There is “strong evidence” that Russian President Vladimir Putin himself authorized delivery of the missile that shot down Malaysia Airlines Flight MH17 in 2014, international investigators said on Wednesday.
The BUK-TELAR missile system was used to shoot down the passenger plane en route from Amsterdam to Kuala Lumpur over eastern Ukraine on July 17, 2014, according to the joint investigation team from six countries investigating the crash.
All 298 passengers and crew were killed when the missile hit the plane and brought it back to earth. Russia has denied any involvement.
“There are strong indications that the Russian President decided to hand over the Buk TELAR to the DPR (Donetsk People’s Republic) separatists,” the investigators’ statement said.
Despite this, prosecutors today said they would stay the criminal investigation into the incident, claiming they had insufficient evidence to launch new prosecutions.
FILE – People walk among the rubble at the crash site of a passenger plane near the village of Hrabove, Ukraine, in this July 17, 2014 file photo
FILE PHOTO: Local workers transport a piece of wreckage from Malaysia Airlines flight MH17 to the site of the plane crash near the village of Hrabove (Grabovo) in the Donetsk region of eastern Ukraine November 20, 2014
Russian President Vladimir Putin chairs a meeting with members of the Security Council via video link at the Novo-Ogaryovo state residence outside Moscow, Russia, February 3, 2023
The Buk missile is fired by the Dutch investigators in an animated replica
Dutch prosecutor Digna van Boetzelaer said that “the investigation has now reached its limits. All leads have been exhausted” as the team began laying the evidence they had uncovered in their long-running investigation.
The bomb announcement comes nearly three months after a Dutch court convicted two Russians and a Ukrainian rebel for their role in the July 17, 2014 downing of the Boeing 777.
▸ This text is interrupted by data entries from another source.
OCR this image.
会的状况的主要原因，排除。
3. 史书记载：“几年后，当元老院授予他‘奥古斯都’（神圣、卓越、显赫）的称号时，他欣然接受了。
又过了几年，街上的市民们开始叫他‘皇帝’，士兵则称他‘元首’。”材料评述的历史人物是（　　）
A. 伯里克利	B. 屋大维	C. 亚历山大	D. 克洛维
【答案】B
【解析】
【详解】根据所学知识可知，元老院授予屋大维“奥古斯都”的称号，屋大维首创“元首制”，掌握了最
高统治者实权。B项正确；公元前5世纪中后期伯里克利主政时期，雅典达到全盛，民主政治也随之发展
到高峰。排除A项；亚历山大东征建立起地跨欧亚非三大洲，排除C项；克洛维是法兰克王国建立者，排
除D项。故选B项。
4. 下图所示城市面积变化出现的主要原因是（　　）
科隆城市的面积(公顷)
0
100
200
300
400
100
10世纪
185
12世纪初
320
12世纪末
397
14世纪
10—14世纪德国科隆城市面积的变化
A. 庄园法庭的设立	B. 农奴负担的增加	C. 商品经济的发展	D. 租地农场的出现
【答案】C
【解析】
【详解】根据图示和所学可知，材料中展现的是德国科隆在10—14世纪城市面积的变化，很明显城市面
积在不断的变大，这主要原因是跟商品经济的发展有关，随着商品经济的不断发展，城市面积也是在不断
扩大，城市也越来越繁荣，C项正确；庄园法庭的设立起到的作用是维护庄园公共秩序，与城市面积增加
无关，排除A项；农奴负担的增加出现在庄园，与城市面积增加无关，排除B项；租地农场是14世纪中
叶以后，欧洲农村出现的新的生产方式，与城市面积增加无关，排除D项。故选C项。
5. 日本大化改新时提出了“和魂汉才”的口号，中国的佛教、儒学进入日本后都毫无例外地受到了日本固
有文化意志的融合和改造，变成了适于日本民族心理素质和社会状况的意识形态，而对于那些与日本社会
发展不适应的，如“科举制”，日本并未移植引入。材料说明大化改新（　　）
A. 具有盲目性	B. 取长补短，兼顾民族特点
A Russian was acquitted by the court.
None of the suspects showed up for the trial and it was unclear if the three, who were convicted of multiple murders, will ever serve their sentences.
One of the men found guilty, Igor “Strelkov” Girkin, is a former security service officer who served as one of the main architects of Putin’s annexation of Crimea and is now a vocal advocate and military strategist amid the war in Ukraine.
The convictions and the court’s finding that the Buk surface-to-air missile that launched the Amsterdam-Kuala Lumpur flight came from a Russian military base were taken as clear evidence that Moscow was involved in the tragedy.
The Russian Foreign Ministry in November accused the court of bowing to pressure from Dutch politicians, prosecutors and news media amid the war in Ukraine.
But the November convictions said Moscow was in overall control of the self-proclaimed Donetsk People’s Republic in 2014, the separatist area in eastern Ukraine where the missile was fired.
The Buk missile system came from the Russian military’s 53rd Anti-Aircraft Missile Brigade, based in the city of Kursk.
Lawyers attend the judicial inspection of the reconstruction of the MH17 wreckage as part of the murder trial before a critical phase begins in Reijen, the Netherlands, in May 2021
Two former Russian intelligence officers – Igor Girkin (top left) and Sergey Dubinskiy (top right) – as well as Ukrainian Leonid Kharchenko (bottom right), who worked for Putin, have been found guilty of murdering the 289 people on board the Boeing 777 . A third former Russian intelligence officer, Oleg Pulatov (below left), was acquitted by the Dutch court
The Joint Investigation Team (JIT) is made up of experts from the Netherlands, Australia, Malaysia, Belgium and Ukraine, although Dutch prosecutors have taken the lead as most of the victims were Dutch.
The victims of the disaster came from 10 countries, including 196 Dutch, 43 Malaysian and 38 Australian.
The JIT has continued investigations into the crew of Russia’s Buk missile system that downed the plane and those who ordered its deployment to Ukraine.
“The evidence of close ties between the leadership of the Donetsk People’s Republic and Russian government officials raises questions about their involvement in the deployment,” Dutch prosecutors said on their website.
It cites wiretapped telephone conversations between leaders of the breakaway region and “senior Russian government officials detained in the summer of 2014.”
Alongside the criminal case in the Netherlands, the Dutch and Ukrainian governments are taking Russia to the European Court of Human Rights over its alleged role in the downing of MH17.